Dalam kesempatan yang sama, Direktur CV Candra Jaya bernama Yusuf mengaku merupakan rekanan pertambangan PT Timah pada tahun 1996-2002 dan 2007-2008.
Yusuf menambahkan, praktik penambangan kelompok selain PT Timah terus berlanjut sejak masa kanak-kanak, kelahiran Yusuf pada tahun 1960.
Bahkan ayah dan kakeknya memberitahunya bahwa bijih timah sudah ditambang pada masanya.
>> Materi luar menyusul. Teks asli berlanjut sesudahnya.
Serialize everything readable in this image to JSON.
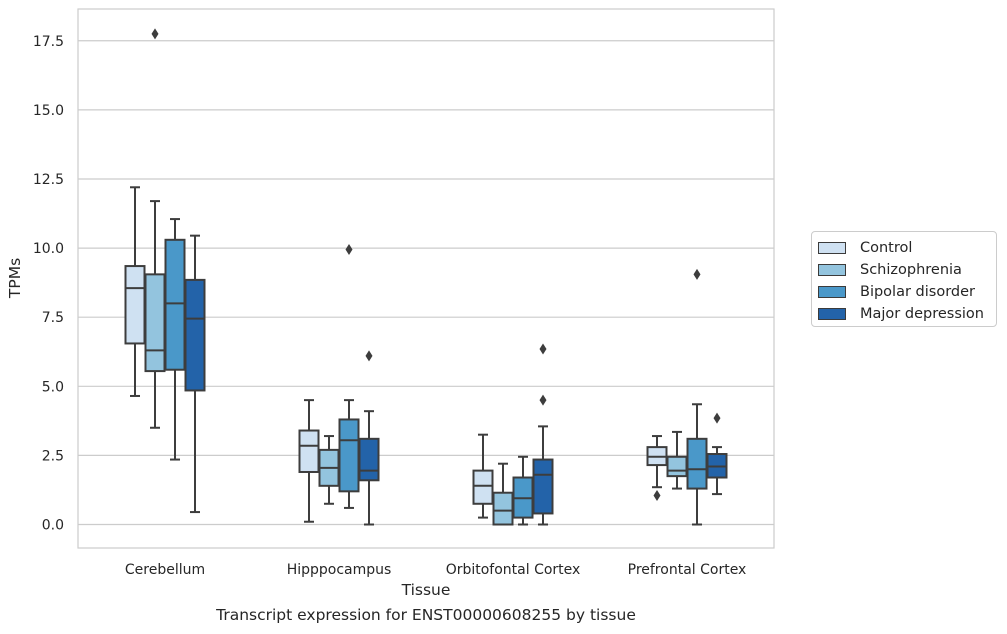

Untuk menjalankan aktivitasnya, selain tanah yang dimilikinya, ia juga memperoleh sebidang tanah tanam di kawasan IUP PT Timah dengan modal sendiri.
“PT Tima harus mengosongkan lahan tanam tempat tambang CV Candra Jaya berada dan biayanya ditanggung sendiri oleh para saksi,” jelasnya.
Saksi lainnya bernama Marjoshin, Direktur CV Semer Jaya Perkasa menjelaskan, dari kerja sama jasa tersebut, rekanan PT Timah mendapat imbalan jasa yang dihitung dari tonase bijih timah yang dihasilkan dalam bentuk CV itu sendiri dan dikenakan pajak. Biaya Layanan.
“Pembayaran ke CV dari PT TImah dihitung berdasarkan biaya transportasi dan biaya pembelian timah dari penambang atau pengepul yang dilakukan CV,” jelasnya.
Dalam kesempatan itu, Marzoshin juga menegaskan bahwa CV Semer Jaya Perkasa sama sekali tidak ada hubungannya dengan PT RBT.
“Seluruh modal yang diperlukan untuk penyelenggaraan jasa angkutan curah SHP berasal dari modal swasta,” jelasnya.
Sedangkan penempatan pengiriman bijih pasir timah dari CV Semer Jaya Perkasa ke gudang PT Timah PT Tinindo, PT Tirus Jaya Mandiri dan Smelters PT Artha Sipta Langeng sepenuhnya merupakan kebijaksanaan dan keputusan PT Timah dan sepenuhnya ada. Tidak ada campur tangan dari PT RBT.
Ia berharap kasus tersebut cepat selesai dan masyarakat dapat kembali beraktivitas dan memulihkan perekonomian setempat.